If you feel that you sacrifice a lot due to your ‘unlimited admiration,’ but in return, you get nothing, you might have stuck in a toxic, codependent relationship. It’s not only about clinging to another person but planning your whole life plan, so it revolves around a partner.
A codependent relationship is an addiction to another person. It’s a dysfunction in which you prioritize your partner’s needs over yours, and the boundary between two people is blurred. One person is a caretaker, and the other starts to rely on them entirely and manipulate them.
Nevertheless, even if you play a taker or giver’s role, your life should be more than satisfying someone’s needs. The first step is to realize the abnormal situation you found yourself in, and the next one is finding a solution. Hence, here are the signals that your attachment is, in fact, a codependent relationship:
1. You Can’t See Your Partner’s Flaws
The first sign that you are codependent is the idealization of a partner. Being hopelessly in love is a romantic picture that Hollywood feeds us with, but it can be psychological repression and manipulation in reality.

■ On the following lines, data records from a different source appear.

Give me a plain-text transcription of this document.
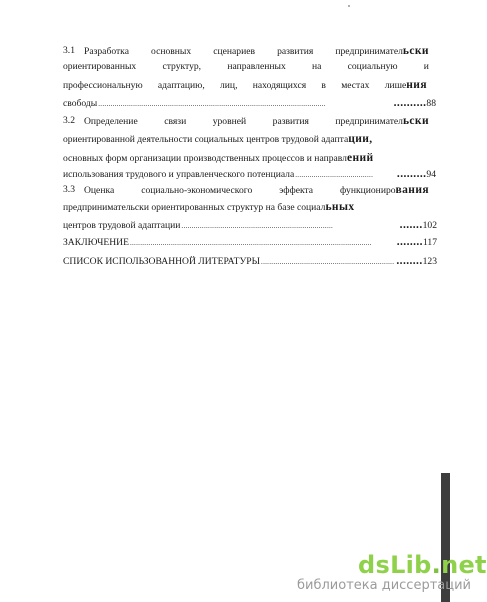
3.1 Разработка основных сценариев развития предпринимательски
ориентированных	структур,	направленных	на	социальную	и
профессиональную адаптацию, лиц, находящихся в местах лишения
свободы ...............................................................................................................	.......... 88
3.2 Определение	связи	уровней	развития	предпринимательски
ориентированной деятельности социальных центров трудовой адаптации,
основных форм организации производственных процессов и направлений
использования трудового и управленческого потенциала ......................................	......... 94
3.3 Оценка	социально-экономического	эффекта	функционирования
предпринимательски ориентированных структур на базе социальных
центров трудовой адаптации ..........................................................................	....... 102
ЗАКЛЮЧЕНИЕ ......................................................................................................................	........ 117
СПИСОК ИСПОЛЬЗОВАННОЙ ЛИТЕРАТУРЫ ................................................................. ........ 123
dsLib.net
библиотека диссертаций
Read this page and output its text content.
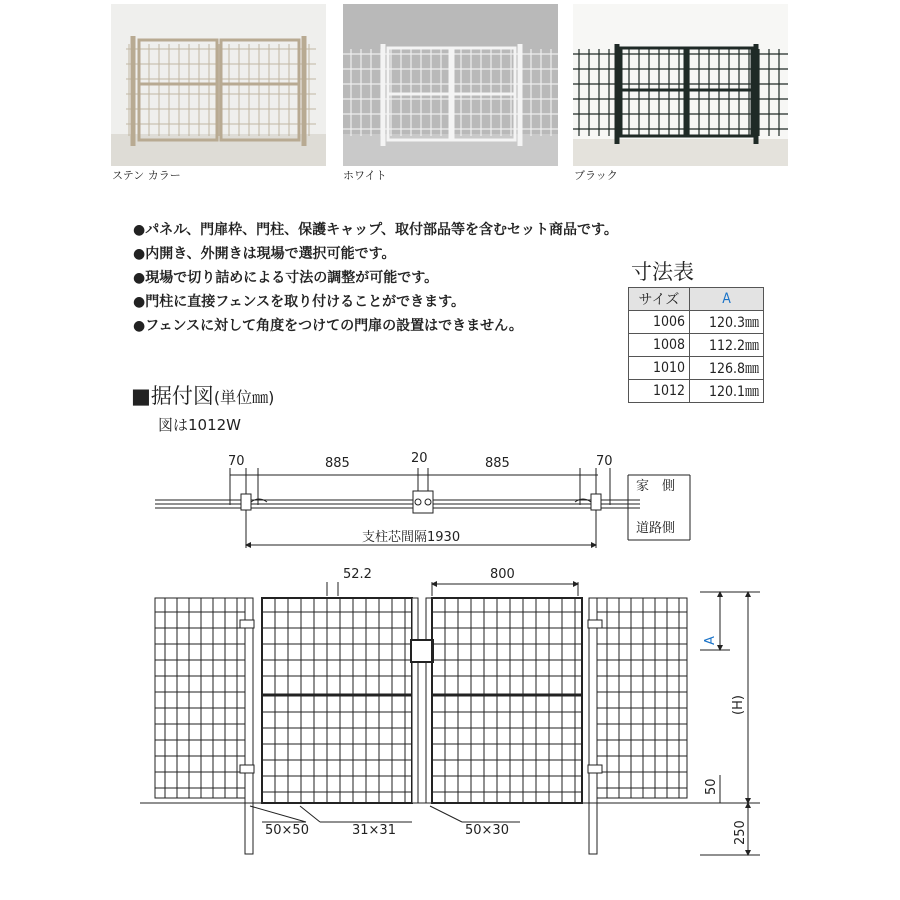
ステン カラー	ホワイト	ブラック
●パネル、門扉枠、門柱、保護キャップ、取付部品等を含むセット商品です。
●内開き、外開きは現場で選択可能です。
●現場で切り詰めによる寸法の調整が可能です。
●門柱に直接フェンスを取り付けることができます。
●フェンスに対して角度をつけての門扉の設置はできません。
寸法表
サイズ	A
1006	120.3㎜
1008	112.2㎜
1010	126.8㎜
1012	120.1㎜
■据付図(単位㎜)
図は1012W
70	885	20	885	70
家　側
道路側
支柱芯間隔1930
52.2	800
A
(H)
50
250
50×50	31×31	50×30
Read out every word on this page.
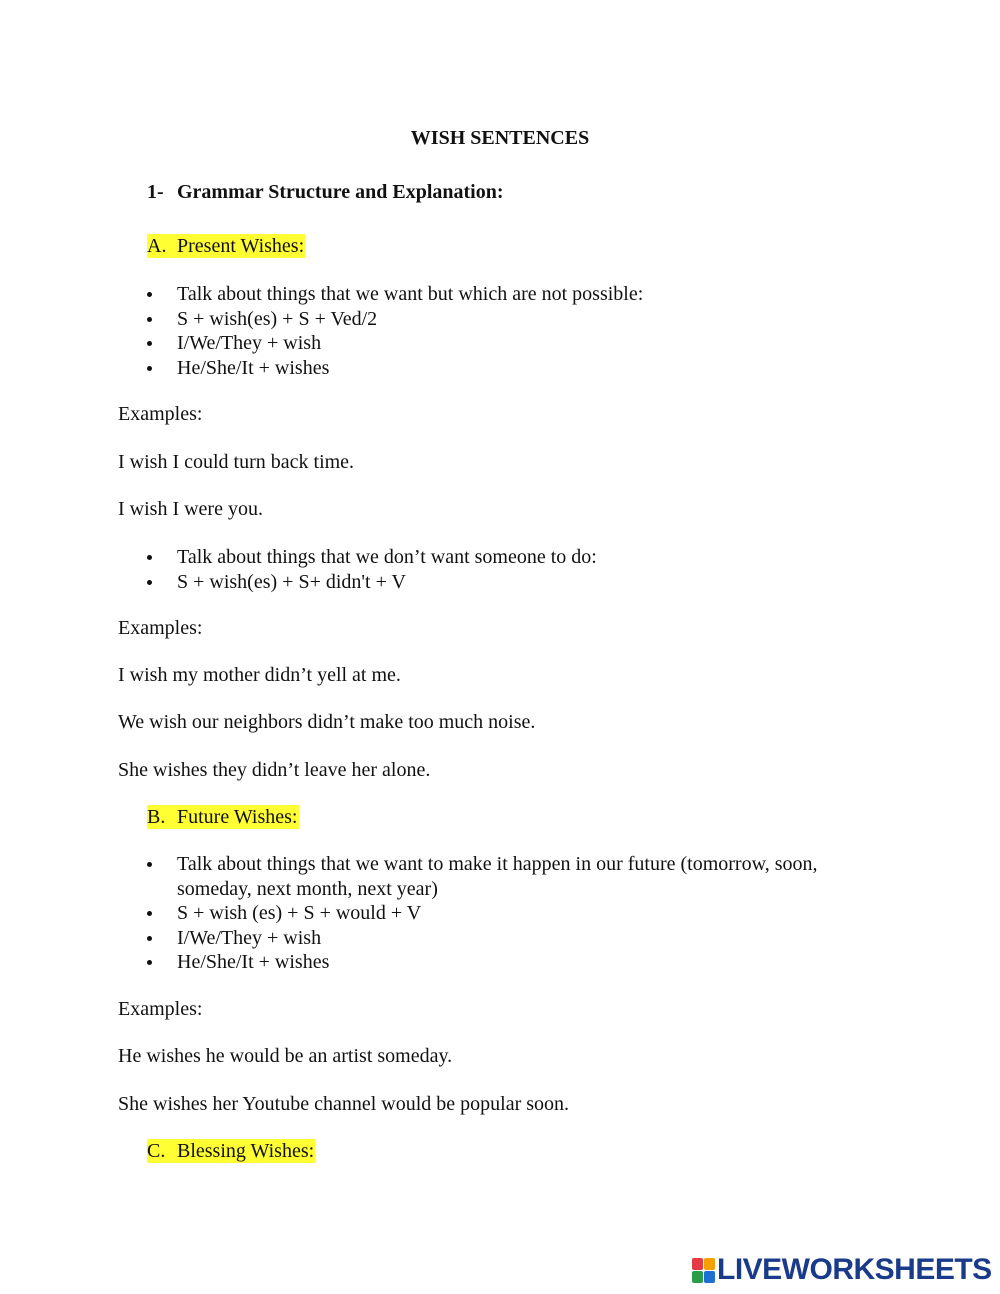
WISH SENTENCES
1- Grammar Structure and Explanation:
A. Present Wishes:
Talk about things that we want but which are not possible:
S + wish(es) + S + Ved/2
I/We/They + wish
He/She/It + wishes
Examples:
I wish I could turn back time.
I wish I were you.
Talk about things that we don’t want someone to do:
S + wish(es) + S+ didn't + V
Examples:
I wish my mother didn’t yell at me.
We wish our neighbors didn’t make too much noise.
She wishes they didn’t leave her alone.
B. Future Wishes:
Talk about things that we want to make it happen in our future (tomorrow, soon, someday, next month, next year)
S + wish (es) + S + would + V
I/We/They + wish
He/She/It + wishes
Examples:
He wishes he would be an artist someday.
She wishes her Youtube channel would be popular soon.
C. Blessing Wishes:
LIVEWORKSHEETS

Nobody is perfect, and if you’re looking for a girl with no flaws, only to give you pleasure, visit Silicon Wives, and get yourself a sex doll.
In a healthy relationship, people are aware that life is not a bed of roses, and instead of idealizing beloved ones, they accept their flaws. Of course, it’s natural to perceive a partner as the ideal in the first stage of a relationship. However, this illusion usually fades and is replaced by acceptance.
If your friends have started to notice that you might have stuck in a toxic relationship, and you still deny it, that’s a warning flag. Givers in codependent relationships often tee off on people who criticize their partner even in a subtle manner.
2. Poor Self-Esteem
Constant craving for the approval of others is a sign of low self-esteem. It’s a reason and the outcome of codependency at the same time. However, the recognition of low self-esteem might also stand a challenge.
If you have a problem making decisions, you don’t rely on your sense of reason. That means that you aren’t aware of your real needs and your picture of yourself is twisted.
Moreover, being a giver in a codependent relationship is strictly connected to the self-image problem, which also stems from low self-esteem. If you stop recognizing the person you’ve been before entering your relationship, it can be the stage in which your partner entirely influenced your identity.
3. Stress And Anxiety
Healthy relationships should provide you mostly with positive feelings and happiness. However, if you are afraid of doing something wrong and getting criticized by your partner, it’s not surprising that you feel stressed and anxious.
Codependent relationships are unbalanced, and you never know how your partner would react to your slip-up. Consequently, you start to watch out for every move you make. Then, if all the reactions and emotions are unpredictable, you feel mostly tension and fear of rejection.
Constant tension and obsession over perfection in the relationship is comparable to the feeling of being trapped. A typical feature of codependency is behaving like an addict, and the drug is another person. Hence, as a typical addict, you are so afraid that you lose your drug that you do everything to hold it tight.
4. Poor Social Life
In a codependent relationship, the boundaries between one person and another are faded. You start to blend with your partner and adapt to their lifestyle. Of course, picking up some of your loved ones’ habits (such as drinking black coffee instead of tea in the morning) is entirely normal. However, if you lose your own identity and replace it with your partner’s personality, it’s really not ok.
If you notice that at some point, all your friends are, in fact, your partner’s friends, that’s a warning flag. Givers often feel scared when they are left alone, and their partner is nowhere around. That’s the reason for the slow process of pulling your old friends to pieces and replacing them with the new ones. Consequently, you are surrounded by the same group of people, and you are rarely separated.
5. Fear of Disagreeing
Another sign of crossing the boundaries in the relationship is a fear of expressing your thoughts. It’s not only about arguments and harsh opinions but it also applies to simple everyday matters. If your partner is dominant and manipulative, you might have forgotten that you used to like science-fiction, simply because he likes comedies. Finally, you end up watching films with canned laughter that you don’t find amusing at all.
If you’ve lost track of your life and crave validation, you might even be assured that you have started to enjoy the activities that are, in fact, your partner’s cup of tea. It’s perfectly normal in a healthy relationship to have different tastes, resulting in finding a compromise, not adjusting to the other person entirely.
“Love above all” has its borders. Feeling trapped in a toxic relationship might signal that you have a codependent personality, and the pattern would be followed with the next partners as well. If you recognize the above signals in your behavior and struggle with addiction to another person, don’t be afraid to ask specialists for help, and become yourself again.